Fans of the Xenomorph rejoice, because the creature from your nightmares is back. Set 10 years after the fateful events of Prometheus, Alien:Covenant continues Ridley Scott’s new vision for the franchise, and for the titular character, the Alien itself. And this time, he’s brought along a few new and equally dangerous friends to up the ante. I can’t tell you how excited I was for this movie and novel adaptation. I’m a huge fan of this movie franchise, and finally getting to see the Xenomorph on the big screen was a dream come true.

Fans of the films who might have been wary about certain directions this movie appears to take regarding the creature should definitely give this adaptation a chance. It’s pretty clear that Foster was adapting from an earlier draft of the film script – or potentially the final draft, before any last minute edits that wound up on the cutting room floor. There are a number of scenes re-inserted into the narrative here that do well towards shoring up some of the more confusing/controversial elements of the film that hit theaters.

This was all around a great time. Is it as good as Alien or Aliens? Of course not, but if you’re going into a later film in a franchise expecting it to be the best one of the bunch, you’re likely setting yourself up for a bad time. But it’s an enjoyable addition to the franchise that plays off of existing lore while expanding into new territories. What Prometheus lacked for in terms of connection to the actual Xenomorph, this story makes up for in spades. The creature is pulled back to center focus here, which is sure to delight fans of the franchise.

As a fan of both Alien and Prometheus, I do wish this story had better juggled the story elements left in limbo after Prometheus. The Engineers, Humanity’s supposed creators that Elizabeth Shaw and David left LV223 in order to find, hardly factor into this story at all, which is a shame. In my opinion, there was a lot of material yet to cover about them, and the way things are left makes me think we’ll be hard pressed to ever find out more. Alas, I think this choice was likely a studio led initiative in response to the rather lukewarm reception Prometheus received, at least in the US.
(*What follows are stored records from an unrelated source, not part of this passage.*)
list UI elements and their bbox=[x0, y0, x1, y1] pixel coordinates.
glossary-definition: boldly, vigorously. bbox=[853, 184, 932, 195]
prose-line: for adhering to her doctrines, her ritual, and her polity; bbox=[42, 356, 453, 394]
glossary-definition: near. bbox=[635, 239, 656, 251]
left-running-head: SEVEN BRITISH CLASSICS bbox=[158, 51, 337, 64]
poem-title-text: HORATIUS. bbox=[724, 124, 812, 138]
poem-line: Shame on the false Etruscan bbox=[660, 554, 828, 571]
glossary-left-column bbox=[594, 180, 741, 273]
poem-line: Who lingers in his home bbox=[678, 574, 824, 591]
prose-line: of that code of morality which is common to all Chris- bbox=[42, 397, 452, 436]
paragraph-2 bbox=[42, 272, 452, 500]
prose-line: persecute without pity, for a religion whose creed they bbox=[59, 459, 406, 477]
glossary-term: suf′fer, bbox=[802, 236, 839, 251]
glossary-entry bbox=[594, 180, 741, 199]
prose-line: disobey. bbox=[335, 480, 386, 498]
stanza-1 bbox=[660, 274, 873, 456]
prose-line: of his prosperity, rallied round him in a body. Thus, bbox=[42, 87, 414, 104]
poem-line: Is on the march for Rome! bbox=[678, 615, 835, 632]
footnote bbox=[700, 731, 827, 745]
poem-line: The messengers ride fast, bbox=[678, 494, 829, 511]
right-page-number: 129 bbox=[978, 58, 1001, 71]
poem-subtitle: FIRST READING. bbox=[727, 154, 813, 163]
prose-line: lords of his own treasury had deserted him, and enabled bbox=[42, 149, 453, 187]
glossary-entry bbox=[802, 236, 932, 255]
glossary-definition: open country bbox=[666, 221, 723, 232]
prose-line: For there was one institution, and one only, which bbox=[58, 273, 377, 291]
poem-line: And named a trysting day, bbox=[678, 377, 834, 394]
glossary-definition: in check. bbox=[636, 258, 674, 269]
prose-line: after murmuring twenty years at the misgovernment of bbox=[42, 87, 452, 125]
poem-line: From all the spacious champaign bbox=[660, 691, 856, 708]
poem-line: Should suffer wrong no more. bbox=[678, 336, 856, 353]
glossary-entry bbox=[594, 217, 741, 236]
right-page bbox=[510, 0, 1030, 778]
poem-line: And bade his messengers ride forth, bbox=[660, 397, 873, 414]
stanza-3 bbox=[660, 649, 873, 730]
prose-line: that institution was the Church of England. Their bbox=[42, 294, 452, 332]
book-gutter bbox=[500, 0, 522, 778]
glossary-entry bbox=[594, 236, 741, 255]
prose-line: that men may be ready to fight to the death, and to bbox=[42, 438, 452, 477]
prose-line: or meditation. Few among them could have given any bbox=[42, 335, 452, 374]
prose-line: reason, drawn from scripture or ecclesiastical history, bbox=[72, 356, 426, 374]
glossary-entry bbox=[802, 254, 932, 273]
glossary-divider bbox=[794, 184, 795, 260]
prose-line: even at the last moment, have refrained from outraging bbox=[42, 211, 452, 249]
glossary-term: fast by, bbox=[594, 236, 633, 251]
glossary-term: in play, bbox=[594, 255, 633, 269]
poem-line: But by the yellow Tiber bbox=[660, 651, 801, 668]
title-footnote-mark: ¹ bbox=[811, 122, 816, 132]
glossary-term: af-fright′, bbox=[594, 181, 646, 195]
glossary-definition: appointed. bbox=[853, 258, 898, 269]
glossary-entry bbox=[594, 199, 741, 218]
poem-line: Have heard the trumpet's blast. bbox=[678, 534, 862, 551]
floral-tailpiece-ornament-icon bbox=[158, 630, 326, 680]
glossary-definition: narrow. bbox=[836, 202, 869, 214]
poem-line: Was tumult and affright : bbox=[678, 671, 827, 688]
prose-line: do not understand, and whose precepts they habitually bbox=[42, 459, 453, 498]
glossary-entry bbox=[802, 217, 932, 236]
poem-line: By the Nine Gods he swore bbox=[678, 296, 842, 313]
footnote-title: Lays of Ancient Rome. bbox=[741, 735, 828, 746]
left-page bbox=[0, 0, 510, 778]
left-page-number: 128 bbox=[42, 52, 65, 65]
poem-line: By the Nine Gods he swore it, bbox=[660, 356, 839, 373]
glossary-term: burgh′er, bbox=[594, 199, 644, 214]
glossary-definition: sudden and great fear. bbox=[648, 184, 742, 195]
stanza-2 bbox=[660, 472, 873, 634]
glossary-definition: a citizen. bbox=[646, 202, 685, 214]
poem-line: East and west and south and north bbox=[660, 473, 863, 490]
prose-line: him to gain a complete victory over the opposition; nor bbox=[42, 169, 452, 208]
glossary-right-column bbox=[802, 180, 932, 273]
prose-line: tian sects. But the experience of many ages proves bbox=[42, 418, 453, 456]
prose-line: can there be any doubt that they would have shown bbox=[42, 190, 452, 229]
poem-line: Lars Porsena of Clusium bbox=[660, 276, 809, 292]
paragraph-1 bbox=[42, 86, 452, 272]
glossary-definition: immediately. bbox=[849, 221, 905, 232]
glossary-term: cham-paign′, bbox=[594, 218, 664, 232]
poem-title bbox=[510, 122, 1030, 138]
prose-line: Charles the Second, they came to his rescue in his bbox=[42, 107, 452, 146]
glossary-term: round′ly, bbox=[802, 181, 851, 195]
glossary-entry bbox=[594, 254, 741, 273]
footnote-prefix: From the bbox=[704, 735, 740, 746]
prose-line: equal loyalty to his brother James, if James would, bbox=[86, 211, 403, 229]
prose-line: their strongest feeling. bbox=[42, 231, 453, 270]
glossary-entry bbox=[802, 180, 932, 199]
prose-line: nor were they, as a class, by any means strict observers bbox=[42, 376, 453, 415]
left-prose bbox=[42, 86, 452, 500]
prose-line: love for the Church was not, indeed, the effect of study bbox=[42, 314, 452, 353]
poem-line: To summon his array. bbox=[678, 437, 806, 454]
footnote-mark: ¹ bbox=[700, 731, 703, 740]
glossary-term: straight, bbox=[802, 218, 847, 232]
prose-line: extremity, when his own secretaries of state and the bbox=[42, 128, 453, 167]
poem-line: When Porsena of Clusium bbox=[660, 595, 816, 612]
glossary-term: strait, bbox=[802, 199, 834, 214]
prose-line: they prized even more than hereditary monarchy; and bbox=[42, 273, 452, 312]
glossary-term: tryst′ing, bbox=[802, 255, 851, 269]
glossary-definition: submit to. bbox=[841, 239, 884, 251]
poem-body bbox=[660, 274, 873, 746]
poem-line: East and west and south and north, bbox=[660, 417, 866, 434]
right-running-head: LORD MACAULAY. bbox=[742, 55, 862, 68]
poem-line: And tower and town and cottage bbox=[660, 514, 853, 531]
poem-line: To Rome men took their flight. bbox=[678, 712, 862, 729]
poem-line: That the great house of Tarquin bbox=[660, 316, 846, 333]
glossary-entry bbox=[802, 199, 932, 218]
Instead, Ridley Scott refocuses on the Alien, establishing new elements to their lore as well as introducing a deadly new subset of their species: the Neomorph. Whereas the Xenomorph’s reproductive cycle moves from ovoid to human host and then finally to the creature, the neomorph is born from a deadly virus, infecting a host’s bloodstream before eventually coalescing into its final form. This new method of infection makes for an interesting take on the body horror aspect of the previous films. Gone are the days when you were safe as long as you stayed away from leathery-looking eggs. Now, the beast can get you whenever and wherever it wants, if you’re not mindful of your surroundings.


One thing I appreciated about this adaptation were the ways in which it reduces many complaints I’ve heard of the characters in the final film. We the reader are given more time in their head, and we come to understand their reasoning and decisions they make a bit better. Plus, this book definitely clears up all the questions that seems to surround why the characters thought it safe to journey onto the surface of the planet without helmets in the first place.

And yes, for those wondering, the book does also clear up the question of if David created the Xenomorph or not.


My one major complaint here has got to be that Daniels is just in no way as good a character as Ripley or Shaw. She’s strong, but her strength, and the events that lead her to it feel like they’re on fast forward in certain ways. I understand that the trauma of her situation would lead to quick character changes, but they’re just not as compelling as they were for the two previous female leads.

Speaking of Shaw, I did also want to say that the fact that she’s barely mentioned in this installment should be criminal. I get that Noomi Rapace wasn’t able to make her schedule work to come back for this film, but I still wanted more from her character. I didn’t feel like her story was done yet.


All in all, this was a fun return for the franchise. I’m excited to see how Ridley Scott closes out his vision for the series, and how it will lead back to LV426 where Ripley first met the Alien.

🌟🌟🌟🌟 = 4/5 “glad this franchise is back” stars!


Do you love this franchise like I do? Have you read any of the books or comics? What about the audio-plays? I’ve heard there are a few that are stellar!